Living In the Void
“Honor the space between no longer and not yet” ~ Nancy Levin
The dark night of the soul cracked me open. It left me completely empty to be reborn anew. Now my Soul could truly be the driving force in my life except before this could truly happen, I had to deal with the aftermath of going through this initiation.
I had to learn to live in the Void.
In the Void, the unserving parts of you are gone. You are not who you used to be, you don’t know who you are anymore, and yet your purest essence is waiting to bloom, be expressed and pour out of you. It’s just not time quite yet.
The void is the bleak, blank canvas part of this alchemical journey.
People, patterns, habits and things that were previously present in your life have fallen away and you wonder how to connect to the world around you, as this you that you are now.
Everything feels different and strange. It feels still and quiet in a way that is at times unnerving and yet things are happening in the background that you can’t see yet.
So there I sat. Wondering, waiting. Unable to live as I had before and completely in the dark about what to do next.
Patience has nothing to do with waiting. Patience is about understanding the right moment for action and the right moment for stillness. – Alberto Villoldo
By now I was in between the dark night and the void. Somewhat entrenched and in and out of both.
A romantic relationship was slowly developing and it was interesting to notice how different he was from the 2 that came closely before him. He didn’t need me like the others did.
At this point the Contemporary Goddess idea had been in my mind for a year but it was not time to birth her yet. I was still learning to stand on solid ground and figure out who I was before reinventing myself.
How would I rebuild? What would I build or do?
I was still helping people get uncluttered yet the types of clients that I was working with were also changing because as I became more of myself, different kinds of people starting resonating with me even in my business.
Whatever intuitive and psychic abilities I’d had were now developed and on fire like never before. I would see things and not know what they meant and then later start to see proof that everything I saw and felt, was indeed not a figment of my imagination. I started confiding in a few people who knew me well, and sharing with them what I kept seeing and when I would report back to the them that most of what I saw became reality, I knew I wasn’t crazy. I knew I could start truly trusting my intuition and my seeing.
I knew that I was close to breaking through the dark ceiling of this abyss but there needed to be some sort of catalyst to get me out of it.
Diving out of the Abyss and into Surrender
A few weeks after my 36th birthday, I decided to jump out of an airplane and go skydiving. And even though sometimes I can come across somewhat hesitant to new things, I consider myself quite adventurous and courageous. Never having been a thrill seeker or an adrenaline junkie, I surprised even myself. Strangely, I had no fear if I lived or died even though I was not numb. I was just empty.

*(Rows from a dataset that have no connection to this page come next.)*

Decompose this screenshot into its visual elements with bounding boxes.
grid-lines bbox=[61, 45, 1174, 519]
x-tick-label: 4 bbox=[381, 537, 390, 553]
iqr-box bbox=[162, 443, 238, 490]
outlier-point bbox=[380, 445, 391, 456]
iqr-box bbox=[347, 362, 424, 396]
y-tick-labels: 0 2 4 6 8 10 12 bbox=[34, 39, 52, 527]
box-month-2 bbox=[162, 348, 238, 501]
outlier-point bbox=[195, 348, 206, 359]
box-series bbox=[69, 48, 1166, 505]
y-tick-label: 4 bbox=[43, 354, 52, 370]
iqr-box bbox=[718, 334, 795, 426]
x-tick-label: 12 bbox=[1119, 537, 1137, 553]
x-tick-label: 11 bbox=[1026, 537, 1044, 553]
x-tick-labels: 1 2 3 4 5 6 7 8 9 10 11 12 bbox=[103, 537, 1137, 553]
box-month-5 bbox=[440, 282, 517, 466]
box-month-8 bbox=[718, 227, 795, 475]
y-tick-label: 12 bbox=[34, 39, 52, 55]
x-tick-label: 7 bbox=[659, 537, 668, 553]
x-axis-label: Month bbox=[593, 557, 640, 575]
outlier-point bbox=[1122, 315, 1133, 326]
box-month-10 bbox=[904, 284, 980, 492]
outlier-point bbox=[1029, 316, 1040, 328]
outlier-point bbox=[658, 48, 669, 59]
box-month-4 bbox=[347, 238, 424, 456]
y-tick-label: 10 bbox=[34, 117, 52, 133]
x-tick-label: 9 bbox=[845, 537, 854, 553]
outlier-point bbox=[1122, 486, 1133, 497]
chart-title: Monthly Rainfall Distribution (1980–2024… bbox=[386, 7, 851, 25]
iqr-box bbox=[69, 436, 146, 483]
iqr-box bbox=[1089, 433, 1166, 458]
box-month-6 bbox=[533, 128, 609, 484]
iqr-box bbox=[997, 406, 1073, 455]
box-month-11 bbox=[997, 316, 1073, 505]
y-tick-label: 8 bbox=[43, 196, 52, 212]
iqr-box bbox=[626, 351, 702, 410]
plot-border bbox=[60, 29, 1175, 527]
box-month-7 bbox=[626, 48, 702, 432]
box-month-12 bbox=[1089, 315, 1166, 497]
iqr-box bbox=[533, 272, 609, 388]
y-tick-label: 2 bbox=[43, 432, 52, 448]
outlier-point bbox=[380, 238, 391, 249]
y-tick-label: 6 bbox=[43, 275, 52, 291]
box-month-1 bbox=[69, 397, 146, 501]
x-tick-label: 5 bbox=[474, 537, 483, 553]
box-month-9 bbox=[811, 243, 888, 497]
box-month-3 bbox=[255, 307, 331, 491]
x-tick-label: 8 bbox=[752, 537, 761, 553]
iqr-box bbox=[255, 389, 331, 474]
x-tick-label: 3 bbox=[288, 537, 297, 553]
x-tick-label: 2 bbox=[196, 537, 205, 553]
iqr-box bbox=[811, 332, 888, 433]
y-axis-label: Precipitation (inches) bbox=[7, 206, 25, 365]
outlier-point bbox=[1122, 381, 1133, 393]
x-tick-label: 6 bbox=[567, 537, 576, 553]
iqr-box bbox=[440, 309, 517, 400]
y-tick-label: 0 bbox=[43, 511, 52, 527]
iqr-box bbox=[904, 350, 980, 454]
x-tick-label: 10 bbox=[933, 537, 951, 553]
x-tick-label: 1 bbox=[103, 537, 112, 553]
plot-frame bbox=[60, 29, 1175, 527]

I sat at the skydive hangar with my friend for about 6 hours until they were ready for us. Even these 6 hours were a metaphor for the void I was in. Waiting, and more waiting. As we waited I kept checking in with myself to see if I wanted to back out. Nope. Was I scared? Nope. Was I still going to do it? Yes. Whywas I doing this? All I can recall is, it felt like the next right step. It’s what I was guided to do.
Out of the airplane I jumped. At 14,000 feet and free-falling at a 100 mph.
I consciously used this experience literally and metaphorically to jump out of the abyss and into the unknown. As I jumped into the air, I was not in control. I was falling and in the leap, I surrendered so much that I had to trust the Universe would catch me as I landed on safe ground and thereafter.
Another month later, I was in bed unable to walk because, with this skydive and unbeknownst to me, I had re-herniated the bulging disc in my lower back area. Bedridden and unable to walk, with sciatica pain shooting down my into my leg for over a month. I waited more in this void. It was excruciating.
I have heard from others who’ve gone through a dark night, that even in the void there are still shifts and changes occurring in the body to help stabilize and anchor in the new energy that will come.
I healed and got better, and things started to happen and fast.
I got back to my still-wobbly new life. I remember how work felt different, clients felt different, and I felt different. During my dark night, I didn’t have a lot of clients or hardly any income coming in and that was very challenging for me. The amount of time and energy it took to burn everything down didn’t allow for more than what came and I had to be ok with that. It was scary.
As I was no longer able or willing to carry what didn’t serve me, be it people, thoughts, beliefs, or possessions, my life was in essence a blank slate.
My life was now based on learning to read the Universe.
The divine feminine energy that permeates this earth is my guiding force. She is Goddess and now my Soul is now driving and in charge.
I have to get out of the way and be aligned enough, clear enough, and open enough to hear what the next step is, whether it’s tomorrow or in two months. I watch for the signs and I listen for the guidance to take the right actions that serve me for my highest good and not for my ego.
After the void comes the light. Thank Goddess! The blooming and the rising of all you are and will be, begins now.